GELİR İDARESİ BAŞKANLIĞI
İSTANBUL VERGİ DAİRESİ BAŞKANLIĞI
Mükellef Hizmetleri Usul Grup Müdürlüğü
|
|
|
Sayı
|
:
|
11395140-105[229-2012/VUK-1- . . .]--2348
|
08/10/2014
|
Konu
|
:
|
Birliğin kurumlar vergisi ile katma değer vergisi mükellefiyeti ve belge düzeni
|
|
|
|
|
|
|
İlgide kayıtlı özelge talep formunuzda, birliğinizin ... Kanun'a göre kurulan, bu Kanunda belirtilen amaç ve görevleri gerçekleştirmeye yönelik vakıf kurmak veya kurulmuş olanlara iştirak etmek, bütçe imkânları çerçevesinde gerektiğinde mal ve hizmet almak, yaptırmak, satmak, kiralamak, rehin ve ipotek tesis etmek ve kaldırmak, gerektiğinde iştigal sahası ile ilgili olarak ortak hizmet verecek şirket, dernek, tesis ve işletmeler kurmak, kurulmuş olanlara iştirak etmek, laboratuar, test, muayene ve belgelendirme konularında üyelerini desteklemek, fuar, sergi ve tanıtım faaliyetleri düzenlemek, düzenlenen fuar ve sergilere iştirak etmek ve tanıtım faaliyetlerinde bulunmak üzere hizmet verdiğini belirterek, bu faaliyetleriniz ile ilgili olarak hizmet verdiğiniz firmalara fatura vb belge düzenleme zorunluluğunuzun olup olmadığı, birliğiniz adına kurumlar vergisi ile katma değer vergisi mükellefiyeti tesis edilip edilmeyeceği hususlarında tereddüt hasıl olmuş ve Başkanlığımız görüşleri talep edilmiştir.
GELİR VE KURUMLAR VERGİSİ YÖNÜNDEN
5520 sayılı Kurumlar Vergisi Kanunu'nun l'inci maddesinin birinci fıkrasının (ç) bendinde dernek veya vakıflara ait iktisadi işletmelerin kazançlarının, kurumlar vergisine tabi olduğu, 2'nci maddesinin beşinci fıkrasında, dernek veya vakıflara ait veya bağlı olup faaliyetleri devamlı bulunan ve bu maddenin birinci ve ikinci fıkraları dışında kalan ticarî, sınaî ve ziraî işletmeler ile benzer nitelikteki yabancı işletmelerin, dernek veya vakıfların iktisadî işletmeleri olduğu hükmüne yer verilmiştir.

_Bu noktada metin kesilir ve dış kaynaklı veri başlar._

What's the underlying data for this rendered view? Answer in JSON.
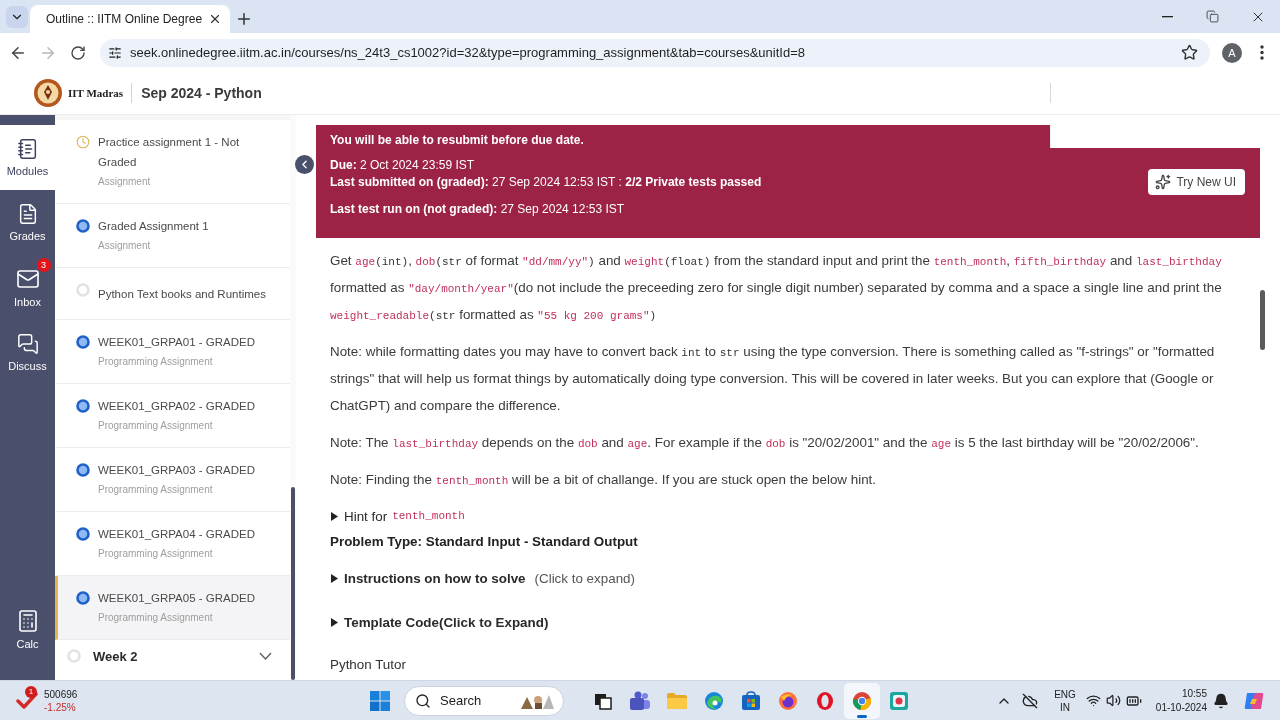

Konuya ilişkin yayımlanan 1 seri no.lu Kurumlar Vergisi Genel Tebliği'nin "2.4. Dernek veya vakıflara ait iktisadi işletmeler" başlıklı bölümünde,
"... İktisadi işletmenin belirlenmesinde Kanunun 2 nci maddesinin beşinci fıkrasında belirlenen koşullar dikkate alınacak olup işletmelerin belirgin özellikleri bağlılık, devamlılık ve faaliyetin ticari, sınai veya zirai bir mahiyet arz etmesidir. Diğer bir anlatımla iktisadi işletmenin unsurları, ticari faaliyetin de temel özelliklerinden olan, bir organizasyona bağlı olarak piyasa ekonomisi içerisinde bedel karşılığı mal alım-satımı, imalatı ya da hizmet ifaları gibi faaliyetlerdir. Kanun, bu gibi halleri tek tek saymak yerine, dernek ya da vakıf tarafından piyasa ekonomisi içerisinde icra edilen tüm iktisadi faaliyetleri kapsama almıştır.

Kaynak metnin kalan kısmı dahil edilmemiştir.